The Ultra Plus is the best Z690 Mini-ITX option you can get for the money, but you’ll need to go elsewhere if you want to use more than two SATA discs.
Asus ROG Strix B660-I Gaming WIFI
After our benchmark testing and a thorough analysis of its vast feature set, the Asus ROG Strix B660-I Gaming WIFI has distinguished itself as a deserving small motherboard in the B660 region.
In addition to these features, the little board contains two M.2 ports, built-in Wi-Fi 6, a PCIe 5.0 slot, and a last-generation premium audio solution.
The heated VRM temperatures are the only actual hardware issue, however keep in mind that this was during a stress test and isn’t an usual loading scenario.
Apart from that, all of our tests showed strong performance that could compete with similar DDR5-based boards.
It is fairly priced, packed with features, and a strong performance at $219.99.
From this class of board, you really can’t ask for much more.
The Asus ROG Strix B660-I Gaming WIFI is the ideal ITX board if you want to cut costs and don’t want to overclock your Alder Lake processor.
There are Z690 choices if you do (we’ve already examined two, the ASRock Z690 PG ITX-TB4 and MSI MEG Z690I Unify), but the most of them cost well in excess of $300.
Gigabyte Aorus Z690 Tachyon
The Z690 Aorus Tachyon’s dependable power delivery allows for sub-ambient overclocking of any Alder Lake CPU that is compatible with it.
Thanks to the 105A SPS MOSFETs, a huge heatsink, and overclocking tools, the board doesn’t prevent achieving the greatest clock rates.
Additionally, it performed better than average across the board in our tests, posting some of the quickest times in Procyon Office, Cinebench R23, and our new Blender benchmark.
In our game tests, it also somewhat outperformed the Z690 boards we examined.

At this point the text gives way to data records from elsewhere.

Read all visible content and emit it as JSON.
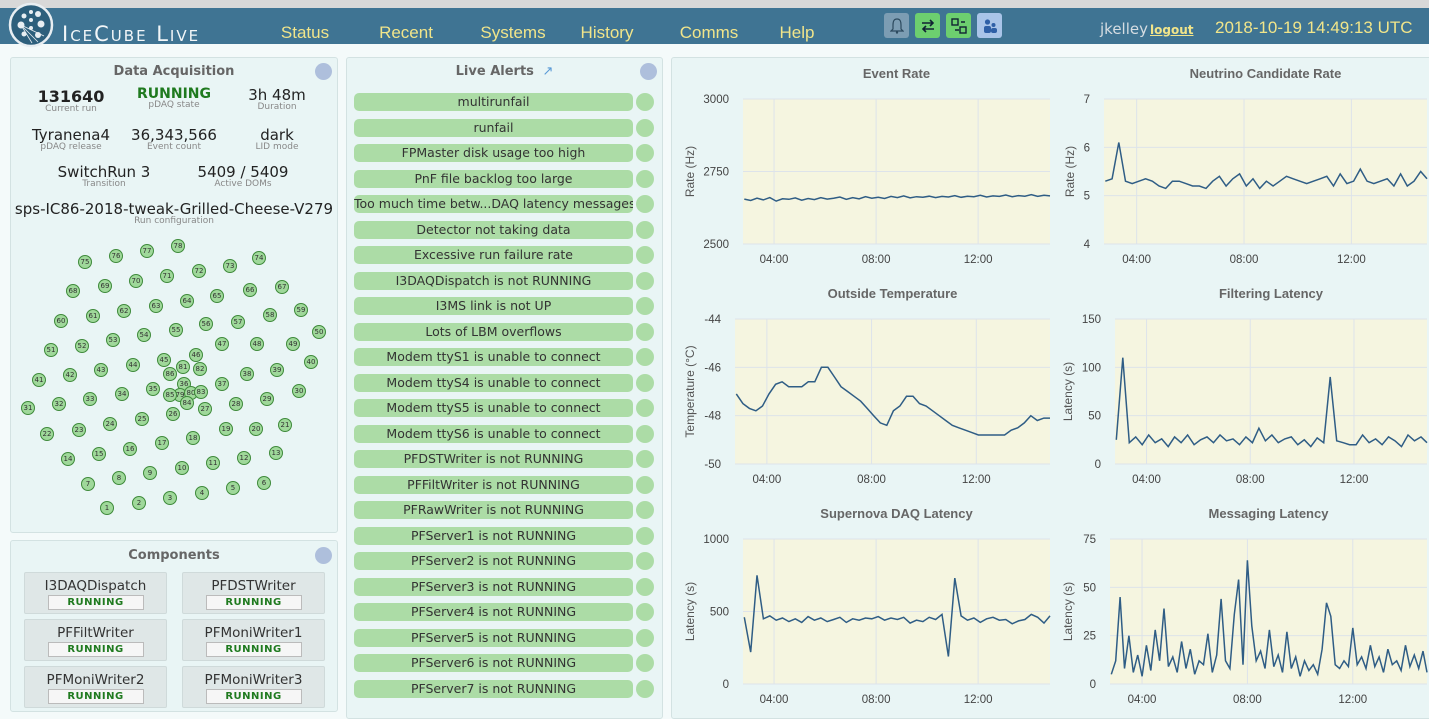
{
  "header": {
    "brand": "IceCube Live",
    "nav": [
      "Status",
      "Recent",
      "Systems",
      "History",
      "Comms",
      "Help"
    ],
    "icons": [
      {
        "name": "bell-icon",
        "glyph": "🔔",
        "color": "#7c9db3"
      },
      {
        "name": "transfer-arrows-icon",
        "glyph": "⇄",
        "color": "#6dcf6f"
      },
      {
        "name": "switch-icon",
        "glyph": "⇆",
        "color": "#6dcf6f"
      },
      {
        "name": "users-icon",
        "glyph": "👤",
        "color": "#a9c4e8"
      }
    ],
    "user": "jkelley",
    "logout": "logout",
    "datetime": "2018-10-19 14:49:13 UTC"
  },
  "data_acquisition": {
    "title": "Data Acquisition",
    "stats": [
      {
        "value": "131640",
        "label": "Current run"
      },
      {
        "value": "RUNNING",
        "label": "pDAQ state"
      },
      {
        "value": "3h 48m",
        "label": "Duration"
      },
      {
        "value": "Tyranena4",
        "label": "pDAQ release"
      },
      {
        "value": "36,343,566",
        "label": "Event count"
      },
      {
        "value": "dark",
        "label": "LID mode"
      },
      {
        "value": "SwitchRun 3",
        "label": "Transition"
      },
      {
        "value": "5409 / 5409",
        "label": "Active DOMs"
      },
      {
        "value": "sps-IC86-2018-tweak-Grilled-Cheese-V279",
        "label": "Run configuration"
      }
    ],
    "running_color": "#1f7a1f",
    "strings": [
      "1",
      "2",
      "3",
      "4",
      "5",
      "6",
      "7",
      "8",
      "9",
      "10",
      "11",
      "12",
      "13",
      "14",
      "15",
      "16",
      "17",
      "18",
      "19",
      "20",
      "21",
      "22",
      "23",
      "24",
      "25",
      "26",
      "27",
      "28",
      "29",
      "30",
      "31",
      "32",
      "33",
      "34",
      "35",
      "36",
      "37",
      "38",
      "39",
      "40",
      "41",
      "42",
      "43",
      "44",
      "45",
      "46",
      "47",
      "48",
      "49",
      "50",
      "51",
      "52",
      "53",
      "54",
      "55",
      "56",
      "57",
      "58",
      "59",
      "60",
      "61",
      "62",
      "63",
      "64",
      "65",
      "66",
      "67",
      "68",
      "69",
      "70",
      "71",
      "72",
      "73",
      "74",
      "75",
      "76",
      "77",
      "78",
      "79",
      "80",
      "81",
      "82",
      "83",
      "84",
      "85",
      "86"
    ]
  },
  "components": {
    "title": "Components",
    "items": [
      {
        "name": "I3DAQDispatch",
        "status": "RUNNING"
      },
      {
        "name": "PFDSTWriter",
        "status": "RUNNING"
      },
      {
        "name": "PFFiltWriter",
        "status": "RUNNING"
      },
      {
        "name": "PFMoniWriter1",
        "status": "RUNNING"
      },
      {
        "name": "PFMoniWriter2",
        "status": "RUNNING"
      },
      {
        "name": "PFMoniWriter3",
        "status": "RUNNING"
      }
    ]
  },
  "alerts": {
    "title": "Live Alerts",
    "items": [
      "multirunfail",
      "runfail",
      "FPMaster disk usage too high",
      "PnF file backlog too large",
      "Too much time betw...DAQ latency messages",
      "Detector not taking data",
      "Excessive run failure rate",
      "I3DAQDispatch is not RUNNING",
      "I3MS link is not UP",
      "Lots of LBM overflows",
      "Modem ttyS1 is unable to connect",
      "Modem ttyS4 is unable to connect",
      "Modem ttyS5 is unable to connect",
      "Modem ttyS6 is unable to connect",
      "PFDSTWriter is not RUNNING",
      "PFFiltWriter is not RUNNING",
      "PFRawWriter is not RUNNING",
      "PFServer1 is not RUNNING",
      "PFServer2 is not RUNNING",
      "PFServer3 is not RUNNING",
      "PFServer4 is not RUNNING",
      "PFServer5 is not RUNNING",
      "PFServer6 is not RUNNING",
      "PFServer7 is not RUNNING"
    ],
    "ok_color": "#acdca6"
  },
  "chart_data": [
    {
      "type": "line",
      "title": "Event Rate",
      "ylabel": "Rate (Hz)",
      "ylim": [
        2500,
        3000
      ],
      "yticks": [
        "2500",
        "2750",
        "3000"
      ],
      "xticks": [
        "04:00",
        "08:00",
        "12:00"
      ],
      "x_start": "02:50",
      "x_step_minutes": 15,
      "grid": true,
      "line_color": "#2f5d85",
      "values": [
        2655,
        2650,
        2658,
        2652,
        2660,
        2648,
        2656,
        2654,
        2659,
        2651,
        2657,
        2653,
        2660,
        2655,
        2658,
        2662,
        2654,
        2660,
        2656,
        2663,
        2658,
        2661,
        2657,
        2664,
        2660,
        2666,
        2659,
        2663,
        2661,
        2665,
        2660,
        2664,
        2662,
        2667,
        2661,
        2665,
        2663,
        2668,
        2662,
        2666,
        2664,
        2669,
        2663,
        2667,
        2665,
        2670,
        2664,
        2668,
        2666
      ]
    },
    {
      "type": "line",
      "title": "Neutrino Candidate Rate",
      "ylabel": "Rate (Hz)",
      "ylim": [
        4,
        7
      ],
      "yticks": [
        "4",
        "5",
        "6",
        "7"
      ],
      "xticks": [
        "04:00",
        "08:00",
        "12:00"
      ],
      "x_start": "02:50",
      "x_step_minutes": 15,
      "grid": true,
      "line_color": "#2f5d85",
      "values": [
        5.3,
        5.35,
        6.1,
        5.3,
        5.25,
        5.3,
        5.35,
        5.3,
        5.2,
        5.15,
        5.3,
        5.3,
        5.25,
        5.2,
        5.2,
        5.15,
        5.3,
        5.4,
        5.2,
        5.35,
        5.45,
        5.2,
        5.35,
        5.15,
        5.3,
        5.2,
        5.3,
        5.4,
        5.35,
        5.3,
        5.25,
        5.3,
        5.35,
        5.4,
        5.2,
        5.45,
        5.25,
        5.3,
        5.55,
        5.3,
        5.25,
        5.3,
        5.35,
        5.2,
        5.45,
        5.2,
        5.3,
        5.5,
        5.35
      ]
    },
    {
      "type": "line",
      "title": "Outside Temperature",
      "ylabel": "Temperature (°C)",
      "ylim": [
        -50,
        -44
      ],
      "yticks": [
        "-50",
        "-48",
        "-46",
        "-44"
      ],
      "xticks": [
        "04:00",
        "08:00",
        "12:00"
      ],
      "x_start": "02:50",
      "x_step_minutes": 15,
      "grid": true,
      "line_color": "#2f5d85",
      "values": [
        -47.1,
        -47.5,
        -47.7,
        -47.8,
        -47.6,
        -47.1,
        -46.7,
        -46.6,
        -46.8,
        -46.8,
        -46.8,
        -46.6,
        -46.6,
        -46.0,
        -46.0,
        -46.4,
        -46.8,
        -47.0,
        -47.2,
        -47.4,
        -47.7,
        -48.0,
        -48.3,
        -48.4,
        -47.8,
        -47.6,
        -47.2,
        -47.2,
        -47.5,
        -47.6,
        -47.8,
        -48.0,
        -48.2,
        -48.4,
        -48.5,
        -48.6,
        -48.7,
        -48.8,
        -48.8,
        -48.8,
        -48.8,
        -48.8,
        -48.6,
        -48.5,
        -48.3,
        -48.0,
        -48.2,
        -48.1,
        -48.1
      ]
    },
    {
      "type": "line",
      "title": "Filtering Latency",
      "ylabel": "Latency (s)",
      "ylim": [
        0,
        150
      ],
      "yticks": [
        "0",
        "50",
        "100",
        "150"
      ],
      "xticks": [
        "04:00",
        "08:00",
        "12:00"
      ],
      "x_start": "02:50",
      "x_step_minutes": 15,
      "grid": true,
      "line_color": "#2f5d85",
      "values": [
        25,
        110,
        22,
        28,
        20,
        30,
        22,
        26,
        18,
        28,
        22,
        30,
        20,
        25,
        28,
        22,
        30,
        24,
        26,
        20,
        28,
        22,
        37,
        24,
        30,
        22,
        26,
        28,
        20,
        25,
        18,
        27,
        22,
        90,
        24,
        22,
        20,
        20,
        30,
        22,
        26,
        20,
        28,
        24,
        18,
        30,
        24,
        28,
        22
      ]
    },
    {
      "type": "line",
      "title": "Supernova DAQ Latency",
      "ylabel": "Latency (s)",
      "ylim": [
        0,
        1000
      ],
      "yticks": [
        "0",
        "500",
        "1000"
      ],
      "xticks": [
        "04:00",
        "08:00",
        "12:00"
      ],
      "x_start": "02:50",
      "x_step_minutes": 15,
      "grid": true,
      "line_color": "#2f5d85",
      "values": [
        460,
        220,
        750,
        450,
        470,
        440,
        455,
        430,
        450,
        425,
        465,
        440,
        455,
        430,
        445,
        460,
        425,
        450,
        440,
        455,
        450,
        465,
        440,
        455,
        445,
        460,
        420,
        440,
        430,
        460,
        445,
        480,
        190,
        730,
        470,
        440,
        455,
        425,
        450,
        460,
        440,
        445,
        415,
        435,
        445,
        480,
        460,
        420,
        470
      ]
    },
    {
      "type": "line",
      "title": "Messaging Latency",
      "ylabel": "Latency (s)",
      "ylim": [
        0,
        75
      ],
      "yticks": [
        "0",
        "25",
        "50",
        "75"
      ],
      "xticks": [
        "04:00",
        "08:00",
        "12:00"
      ],
      "x_start": "02:50",
      "x_step_minutes": 10,
      "grid": true,
      "line_color": "#2f5d85",
      "values": [
        5,
        12,
        45,
        8,
        25,
        6,
        15,
        4,
        20,
        7,
        28,
        12,
        39,
        9,
        14,
        6,
        22,
        8,
        18,
        5,
        12,
        10,
        26,
        6,
        15,
        44,
        12,
        8,
        36,
        54,
        10,
        64,
        30,
        12,
        17,
        8,
        28,
        9,
        15,
        6,
        27,
        8,
        14,
        4,
        12,
        7,
        10,
        5,
        18,
        42,
        35,
        10,
        8,
        12,
        9,
        29,
        10,
        14,
        8,
        20,
        9,
        14,
        6,
        18,
        10,
        12,
        7,
        20,
        9,
        15,
        8,
        17,
        6
      ]
    }
  ]
}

A variety of features on the E-ATX Aorus Tachyon make it easier to overclock a computer, including buttons for changing the CPU ratio, limp modes, different BIOS support, tantalum capacitors around the socket region (better and easier for insulating for sub-zero runs), and more.
Although this board is designed for overclocking, it also does most other tasks effectively.
It has a tonne of features that are helpful for almost any type of user, like the last generation’s top-tier Realtek audio solution and the four M.2 sockets and six SATA connections.
However, people who require more RAM than 64GB (such as professionals and multimedia producers) may need to search elsewhere.